By Emily Stephenson and Sarah N. Lynch
WASHINGTON (Reuters) - Mary Jo White will likely face questions about her work for big Wall Street clients when senators on Tuesday consider her nomination to head the Securities and Exchange Commission, but one lawmaker wants to huddle about a field of another sort: football.
Senator David Vitter, a Louisiana Republican and big New Orleans Saints fan, plans to ask White about legal work she performed while at Debevoise & Plimpton for the National Football League in the infamous "Bountygate" scandal.
The NFL hired White to review evidence that Saints players were paid bounties from 2009-2011 to injure members of opposing teams. As the allegations unfolded last year, she told reporters the league's basis for issuing disciplinary actions was "quite strong" and based on "multiple, independent, first-hand accounts."
Vitter says that the evidence against the individual players was insubstantial and he is dissatisfied with White's independent review.
"If Mary Jo's work at the SEC is anything close to her botched work for the NFL, folks who want to protect their investments, like the victims of the Stanford Ponzi scheme, are in trouble," said Vitter, who is not expected to block her nomination.
White and Richard Cordray, President Barack Obama's choice to lead the Consumer Financial Protection Bureau, will appear together before the Senate Banking Committee on Tuesday.
Though it will be White's first public opportunity to discuss her background and views on financial regulation, Cordray has been the more controversial figure as the leader of the CFPB since January 2012, an interim position because Republicans have so far refused to confirm him.
Obama used a procedural maneuver known as a "recess appointment" to install him temporarily, and he re-nominated Cordray in January.
Under his tenure, the CFPB has worked on an overhaul of mortgage regulations.

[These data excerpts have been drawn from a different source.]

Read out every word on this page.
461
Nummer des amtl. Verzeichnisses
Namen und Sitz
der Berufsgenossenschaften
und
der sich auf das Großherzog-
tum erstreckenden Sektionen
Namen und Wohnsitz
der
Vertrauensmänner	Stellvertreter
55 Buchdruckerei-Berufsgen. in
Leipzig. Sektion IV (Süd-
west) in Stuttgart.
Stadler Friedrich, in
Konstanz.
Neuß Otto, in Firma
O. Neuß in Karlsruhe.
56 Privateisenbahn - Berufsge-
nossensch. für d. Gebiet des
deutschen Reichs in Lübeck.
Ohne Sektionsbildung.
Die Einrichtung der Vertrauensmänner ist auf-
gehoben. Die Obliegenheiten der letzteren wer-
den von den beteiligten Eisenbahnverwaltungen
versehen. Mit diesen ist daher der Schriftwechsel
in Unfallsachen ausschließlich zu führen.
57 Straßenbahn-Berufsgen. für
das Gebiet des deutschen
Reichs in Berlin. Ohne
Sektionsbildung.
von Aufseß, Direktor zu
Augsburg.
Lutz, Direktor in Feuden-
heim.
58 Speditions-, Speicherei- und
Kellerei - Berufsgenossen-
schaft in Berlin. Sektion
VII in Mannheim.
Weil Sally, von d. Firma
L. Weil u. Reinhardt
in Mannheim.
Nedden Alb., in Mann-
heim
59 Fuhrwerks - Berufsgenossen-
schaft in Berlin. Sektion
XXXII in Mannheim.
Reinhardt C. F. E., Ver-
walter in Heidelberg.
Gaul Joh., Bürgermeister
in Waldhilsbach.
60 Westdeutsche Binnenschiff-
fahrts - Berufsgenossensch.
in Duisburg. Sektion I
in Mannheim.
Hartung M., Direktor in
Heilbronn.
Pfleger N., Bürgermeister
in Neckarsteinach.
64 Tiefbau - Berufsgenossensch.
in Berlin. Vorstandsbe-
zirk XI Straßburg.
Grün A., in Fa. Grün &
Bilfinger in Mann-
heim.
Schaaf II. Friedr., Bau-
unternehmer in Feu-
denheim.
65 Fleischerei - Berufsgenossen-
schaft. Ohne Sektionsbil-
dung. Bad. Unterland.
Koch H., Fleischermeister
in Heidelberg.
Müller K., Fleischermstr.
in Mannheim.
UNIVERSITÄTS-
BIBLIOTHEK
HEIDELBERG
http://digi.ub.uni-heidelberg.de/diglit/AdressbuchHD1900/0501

It has also taken on debt collectors and brought several enforcement actions related to credit-card add-on products.
Business leaders have been largely satisfied with Cordray's leadership, and Republicans generally do not have problems with him personally. But they have vowed to block any director until Democrats agree to convert the bureau into a bipartisan commission and change how it is funded.
Adding to the controversy, a U.S. appeals court ruled earlier this year that recess appointments to the National Labor Relations Board made at the same time Cordray was installed were unconstitutional because lawmakers were not technically in recess.
That ruling has raised questions about Cordray's appointment as well, and he is expected to field questions from senators on Tuesday about the work he has done and whether it could be invalidated by the courts.
"We want people to know they now have a new agency standing on their side, looking out for their interests, to help restore their confidence in the consumer financial marketplace. So far, even though our work is still in its early stages, we have been busy addressing some of the most critical problems," said Cordray in prepared testimony.
WHITE'S VIEWS ON POLICY UNKNOWN
While Cordray's appointment is more controversial, White is still expected to face numerous questions from lawmakers. Little is known yet about her views on securities regulatory policy.
She previously served as U.S. Attorney for the Southern District of New York from 1993 through 2002, where she made a name for herself prosecuting terrorists and mob bosses.
If confirmed, White would be joining the SEC at a busy time.
Currently divided between two Democrats and two Republicans, the agency is struggling to agree on rules required by the 2010 Dodd-Frank Wall Street reform law for over-the-counter derivatives and credit-rating agencies.
Also, the SEC is grappling with how to complete controversial new capital-raising rules stemming from the 2012 Jumpstart Our Business Startups (JOBS) Act, a proposal to reform the $2.6 trillion money market fund industry, and rules to potentially revamp U.S. equities market structure.
Without a fifth crucial swing vote, relatively little rulemaking has taken place since SEC Commissioner Elisse Walter took over as chairman in December.
Internal disagreements between Democratic and Republican commissioners last week about relatively non-controversial rules to protect the market from technology errors nearly derailed plans for an open public vote, according to people familiar with the matter.
White could face questions from senators about her views on everything from high-speed trading and the risk of runs on money funds to over-the-counter derivative regulations. In prepared testimony, she did not give her opinions in detail, but did say she saw a "sense of urgency" in examining market structure matters such as high-speed trading.
In addition, she may be asked how she will manage conflicts that could arise from the legal defense work she did for Debevoise & Plimpton on behalf of high-powered Wall Street clients, from JPMorgan and former Bank of America CEO Ken Lewis to UBS to accounting giant Deloitte & Touche LLP.
Federal ethics rules generally require her to recuse herself for one year from participating in matters involving former clients.
While she worked for some clients such as JPMorgan more recently, others such as Deloitte were retained roughly two calendar years ago and will not fall into the recusal period, according to one person familiar with White's work at Deloitte.
Still, White could face questions, including from some Democrats, about this work for big banking clients and the so-called "revolving door" between Wall Street and regulatory agencies.